Avec
son livre Totalement inhumaine (Les empêcheurs
de penser en rond, 2001), Jean-Michel Truong pousse
aux extrêmes sa méditation sur l'avenir
de l'intelligence artificielle et de l'humanité
en général. Rappelons qu'il s'agit d'un
expert en IA, puisqu'il a cosigné Systèmes
experts, vers la maîtrise technique avec Alain
Bonnet et Jean-Paul Haton (Interéditions 1986).

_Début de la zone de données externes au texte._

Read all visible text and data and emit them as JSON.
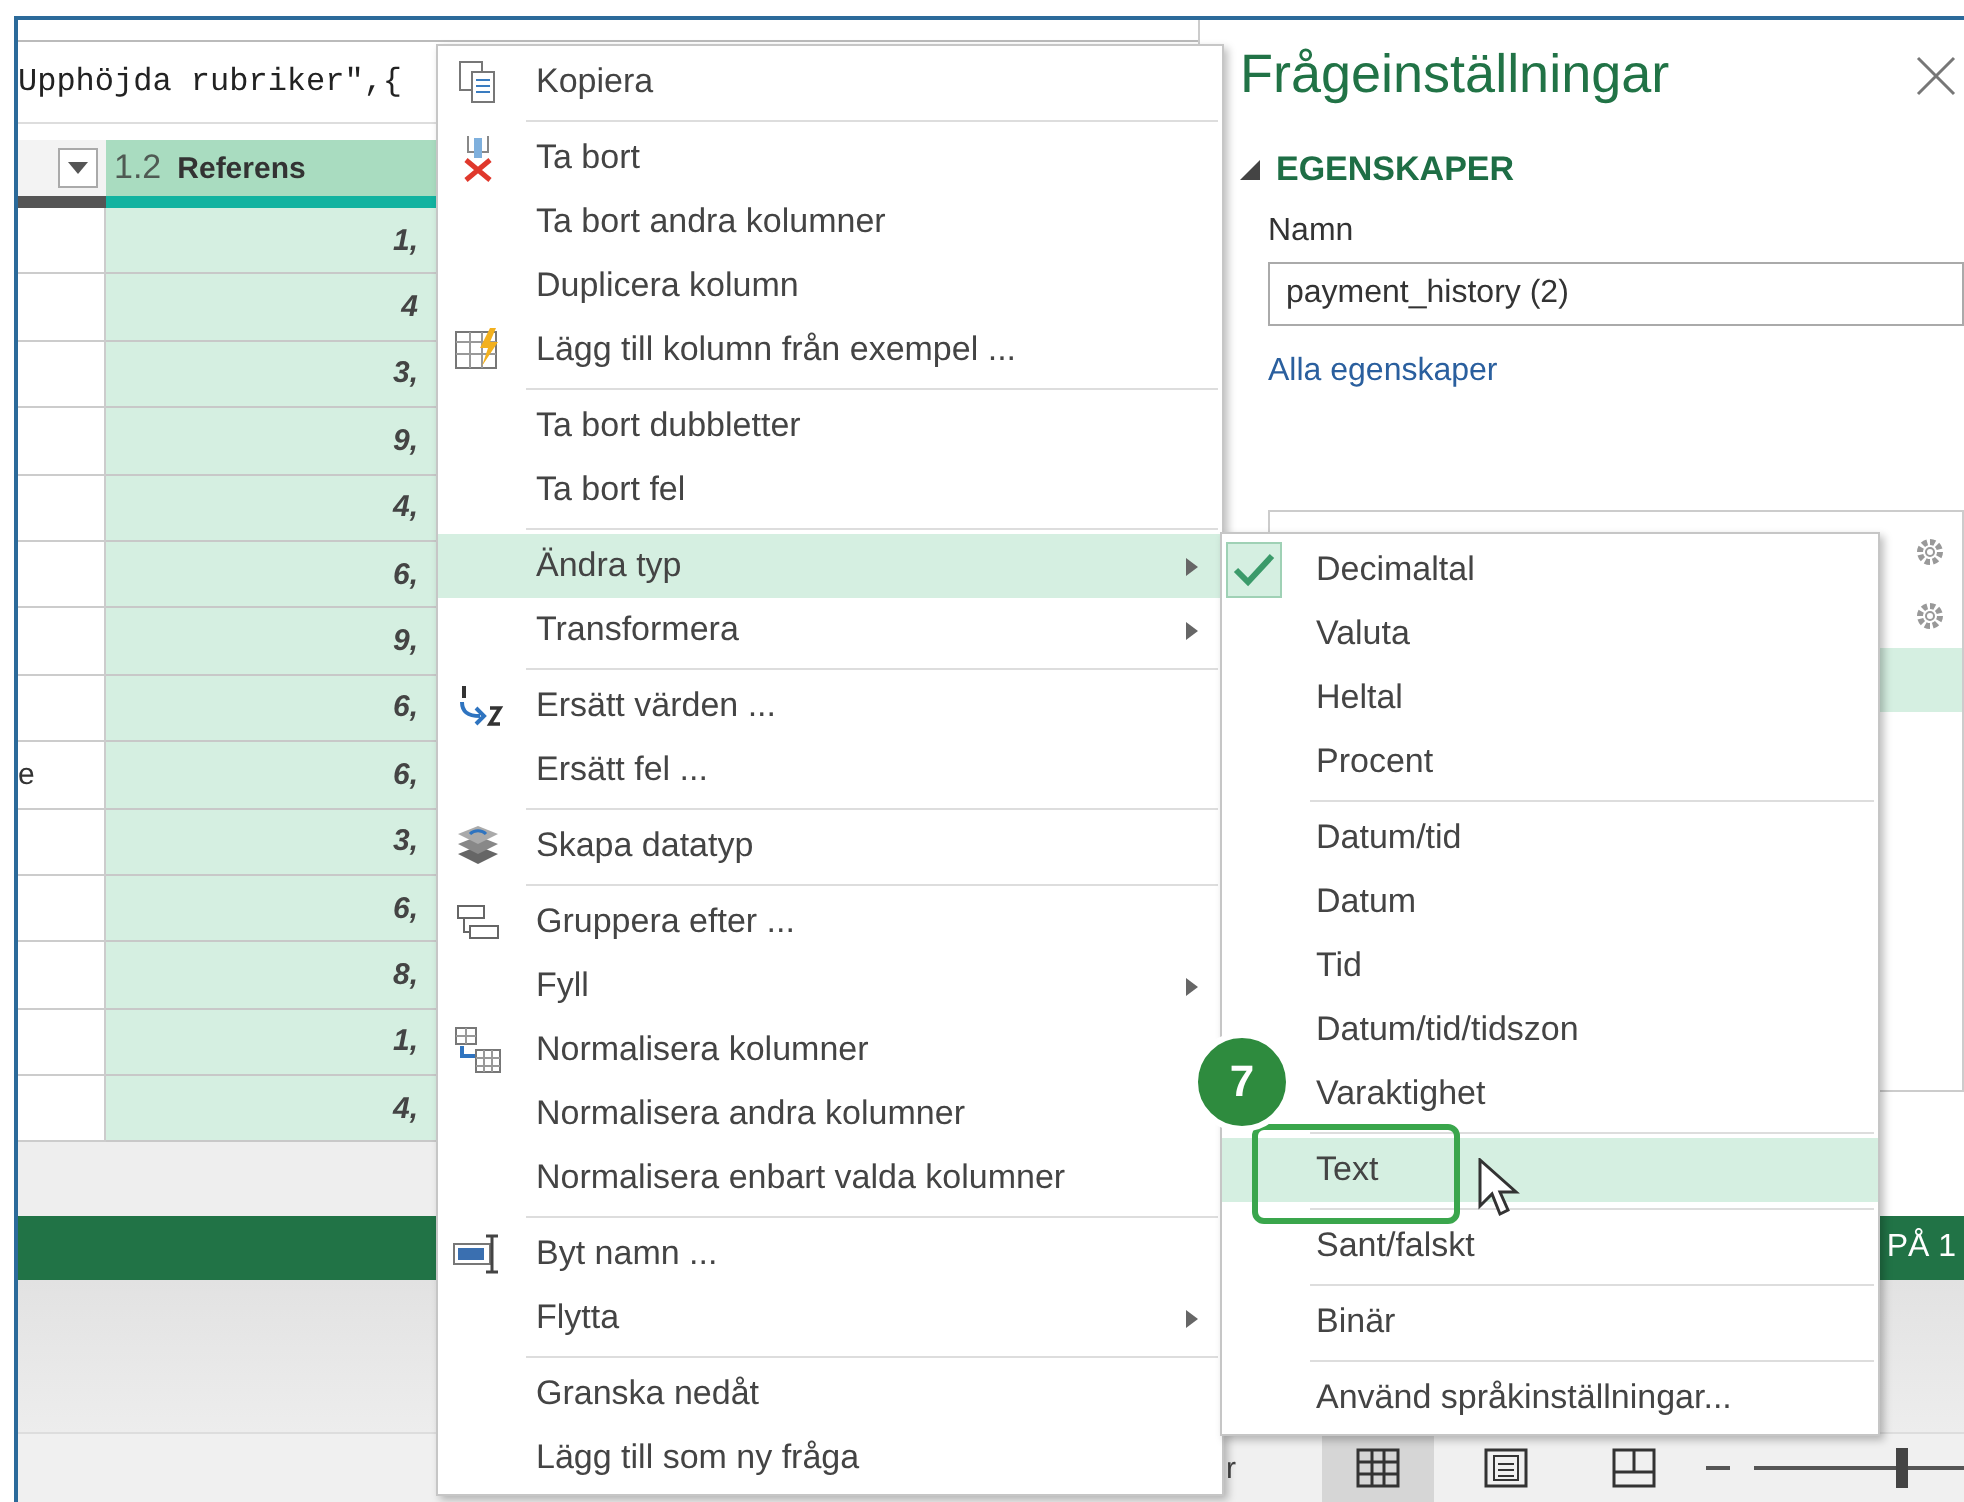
{
  "formula_bar": {
    "text": "Upphöjda rubriker\",{"
  },
  "table": {
    "column_2": {
      "type": "1.2",
      "name": "Referens",
      "selected": true
    },
    "rows": [
      {
        "column_2": "1,"
      },
      {
        "column_2": "4"
      },
      {
        "column_2": "3,"
      },
      {
        "column_2": "9,"
      },
      {
        "column_2": "4,"
      },
      {
        "column_2": "6,"
      },
      {
        "column_2": "9,"
      },
      {
        "column_2": "6,"
      },
      {
        "column_1": "e",
        "column_2": "6,"
      },
      {
        "column_2": "3,"
      },
      {
        "column_2": "6,"
      },
      {
        "column_2": "8,"
      },
      {
        "column_2": "1,"
      },
      {
        "column_2": "4,"
      }
    ]
  },
  "settings_pane": {
    "title": "Frågeinställningar",
    "properties": {
      "heading": "EGENSKAPER",
      "expanded": true,
      "name_label": "Namn",
      "name_value": "payment_history (2)",
      "link": "Alla egenskaper"
    },
    "steps": [
      {
        "has_settings": true,
        "selected": false
      },
      {
        "has_settings": true,
        "selected": false
      },
      {
        "has_settings": false,
        "selected": true
      }
    ]
  },
  "status_bar": {
    "text": "PÅ 1"
  },
  "bottom_bar": {
    "text": "r",
    "views": [
      {
        "selected": true
      },
      {
        "selected": false
      },
      {
        "selected": false
      }
    ],
    "zoom": {
      "level": 0.7
    }
  },
  "context_menu": {
    "items": [
      {
        "kind": "item",
        "label": "Kopiera",
        "icon": true,
        "submenu": false,
        "selected": false
      },
      {
        "kind": "separator"
      },
      {
        "kind": "item",
        "label": "Ta bort",
        "icon": true,
        "submenu": false,
        "selected": false
      },
      {
        "kind": "item",
        "label": "Ta bort andra kolumner",
        "icon": false,
        "submenu": false,
        "selected": false
      },
      {
        "kind": "item",
        "label": "Duplicera kolumn",
        "icon": false,
        "submenu": false,
        "selected": false
      },
      {
        "kind": "item",
        "label": "Lägg till kolumn från exempel ...",
        "icon": true,
        "submenu": false,
        "selected": false
      },
      {
        "kind": "separator"
      },
      {
        "kind": "item",
        "label": "Ta bort dubbletter",
        "icon": false,
        "submenu": false,
        "selected": false
      },
      {
        "kind": "item",
        "label": "Ta bort fel",
        "icon": false,
        "submenu": false,
        "selected": false
      },
      {
        "kind": "separator"
      },
      {
        "kind": "item",
        "label": "Ändra typ",
        "icon": false,
        "submenu": true,
        "selected": true
      },
      {
        "kind": "item",
        "label": "Transformera",
        "icon": false,
        "submenu": true,
        "selected": false
      },
      {
        "kind": "separator"
      },
      {
        "kind": "item",
        "label": "Ersätt värden ...",
        "icon": true,
        "submenu": false,
        "selected": false
      },
      {
        "kind": "item",
        "label": "Ersätt fel ...",
        "icon": false,
        "submenu": false,
        "selected": false
      },
      {
        "kind": "separator"
      },
      {
        "kind": "item",
        "label": "Skapa datatyp",
        "icon": true,
        "submenu": false,
        "selected": false
      },
      {
        "kind": "separator"
      },
      {
        "kind": "item",
        "label": "Gruppera efter ...",
        "icon": true,
        "submenu": false,
        "selected": false
      },
      {
        "kind": "item",
        "label": "Fyll",
        "icon": false,
        "submenu": true,
        "selected": false
      },
      {
        "kind": "item",
        "label": "Normalisera kolumner",
        "icon": true,
        "submenu": false,
        "selected": false
      },
      {
        "kind": "item",
        "label": "Normalisera andra kolumner",
        "icon": false,
        "submenu": false,
        "selected": false
      },
      {
        "kind": "item",
        "label": "Normalisera enbart valda kolumner",
        "icon": false,
        "submenu": false,
        "selected": false
      },
      {
        "kind": "separator"
      },
      {
        "kind": "item",
        "label": "Byt namn ...",
        "icon": true,
        "submenu": false,
        "selected": false
      },
      {
        "kind": "item",
        "label": "Flytta",
        "icon": false,
        "submenu": true,
        "selected": false
      },
      {
        "kind": "separator"
      },
      {
        "kind": "item",
        "label": "Granska nedåt",
        "icon": false,
        "submenu": false,
        "selected": false
      },
      {
        "kind": "item",
        "label": "Lägg till som ny fråga",
        "icon": false,
        "submenu": false,
        "selected": false
      }
    ]
  },
  "submenu": {
    "items": [
      {
        "kind": "item",
        "label": "Decimaltal",
        "checked": true,
        "selected": false
      },
      {
        "kind": "item",
        "label": "Valuta",
        "checked": false,
        "selected": false
      },
      {
        "kind": "item",
        "label": "Heltal",
        "checked": false,
        "selected": false
      },
      {
        "kind": "item",
        "label": "Procent",
        "checked": false,
        "selected": false
      },
      {
        "kind": "separator"
      },
      {
        "kind": "item",
        "label": "Datum/tid",
        "checked": false,
        "selected": false
      },
      {
        "kind": "item",
        "label": "Datum",
        "checked": false,
        "selected": false
      },
      {
        "kind": "item",
        "label": "Tid",
        "checked": false,
        "selected": false
      },
      {
        "kind": "item",
        "label": "Datum/tid/tidszon",
        "checked": false,
        "selected": false
      },
      {
        "kind": "item",
        "label": "Varaktighet",
        "checked": false,
        "selected": false
      },
      {
        "kind": "separator"
      },
      {
        "kind": "item",
        "label": "Text",
        "checked": false,
        "selected": true
      },
      {
        "kind": "separator"
      },
      {
        "kind": "item",
        "label": "Sant/falskt",
        "checked": false,
        "selected": false
      },
      {
        "kind": "separator"
      },
      {
        "kind": "item",
        "label": "Binär",
        "checked": false,
        "selected": false
      },
      {
        "kind": "separator"
      },
      {
        "kind": "item",
        "label": "Använd språkinställningar...",
        "checked": false,
        "selected": false
      }
    ]
  },
  "callout": {
    "number": "7"
  }
}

Il s'est ensuite intéressé aux clonages
puis la futurologie plus généralement.
Mon
point de vue en quelques mots
Je trouve la synthèse
de Jean-Michel Truong puissante, bien en phase avec
un certain nombre de thèmes qui se développent
actuellement ches différents auteurs, notamment
:
- le marché est
une "machine" et s'en remettre à la "main invisible"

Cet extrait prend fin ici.